Financial Advisors: You Don’t Need a Third Party to Manage Your Digital Marketing Efforts

Written by: Alex Cavalieri | CION Investments

To outsource your marketing efforts or not? It’s a difficult question and one we try to help Advisors answer on a regular basis. Marketing has always taken a back seat for many Advisors due to the nature of the business but heading into 2020, the question for Advisors is no longer whether marketing is important or not, it’s about how you can build and execute on your marketing strategy. In any marketing effort, there are 4 primary steps to getting it up and running – strategy, content creation, distribution, measurement/analysis. Rinse and repeat – strategy informs content and distribution; analysis informs the strategy. The biggest issue is we’ve seen many Advisors face is that they’re paying for people to manage their channels (e.g. social media) without having the strategy in place or really understanding their goals – they are essentially throwing s**t at the wall hoping it will stick. The control that's possible when you take things in-house can set up a long term growth framework, but there are a few items to tackle before you do.

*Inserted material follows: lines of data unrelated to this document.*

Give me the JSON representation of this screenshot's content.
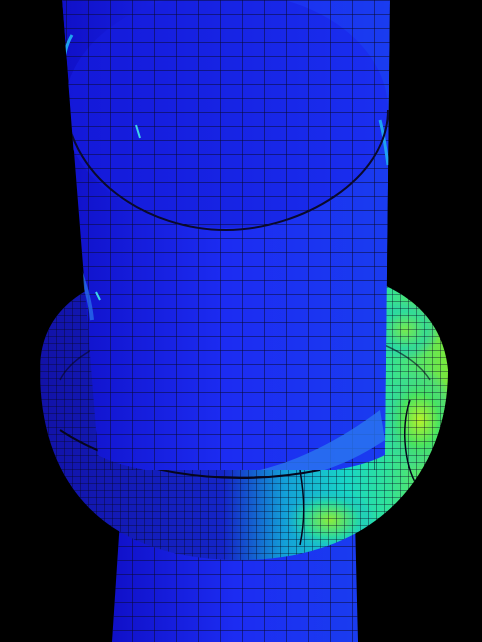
{
  "scene": {
    "background_color": "#000000",
    "mesh_line_color": "#0b0b2a",
    "contour_colors": {
      "deep_blue": "#1313d6",
      "blue": "#1e3cf0",
      "azure": "#1f74f2",
      "cyan": "#16c9e6",
      "aqua_green": "#20e6b0",
      "green": "#39e64a",
      "yellow_green": "#a2f02a"
    },
    "objects": [
      "upper-pipe",
      "collar-ring",
      "lower-pipe"
    ]
  }
}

Here’s what Advisors need to do instead

Define your strategy

Trying to market anything without the proper strategy is setting yourself up for failure. Taking the time to understand your audience, determine your content calendar, identify the proper channels, and root it all a few key goals, each move you make can be made with proper intention. Setting this strategy often gets Advisors out of this “I need to be on X channel” mindset and into this “where are my customers living and what are they looking for”.

Develop your foundation

We hear a lot about scaling a practice in the modern world. Some say it's easier than ever given our access to technology and the ability to reach anyone at a moment’s notice. Scale = efficiency. It allows us to deploy faster, pivot on a dime, serve more people, but without foundation, scale is easily breakable. If you're trying to market, but your brand and messaging are inconsistent, nothing will stick. If you're trying to sell, but your talk track changes, you'll lose the network effect. If you're trying to move fast, but your processes and systems aren't in place, it will result in chaos. This is why your brand foundation is critical – your messaging, your visual identity, how you talk about your practice, etc. Because if every time you execute, something's slightly different or your process changes (without good reason), you likely have a foundation problem.

Get trained up

Biggest speed bumps Advisors run into when getting their marketing up and running – time, resources, and understanding the marketing channel landscape. This is why training is so critical, because if you can take the time to get trained on the specific platforms, then you inherently become a marketer yourself. LinkedIn, Twitter, Facebook, content production – just a few of the key platforms you should ensure you’re not only familiar with, but expert enough to manage them in-house. In-house social media management is 10X better once you have the proper level of education and the right tools at your disposal. Invest in getting yourself or someone on your team trained.

Invest in content

The other biggest speed bump Advisors run into? Proper, compliance-OKed, content. You can’t have a marketing strategy without content. Every distribution channel loses its long-term value without content. Outside of training, content is one of the most critical elements you can invest in as an Advisor. Whether that’s carving out the time to build your own content or investing in a platform that provides differentiated content, this is a place you can’t short – particularly because the world of financial management is so important to investors. Heading into 2020, marketing is clearly a key to any business, especially within the FA world. Investing in the right areas can help differentiate your practice on a local and national scale. This also allows you to not be at the mercy of any one platform, channel, or third party software.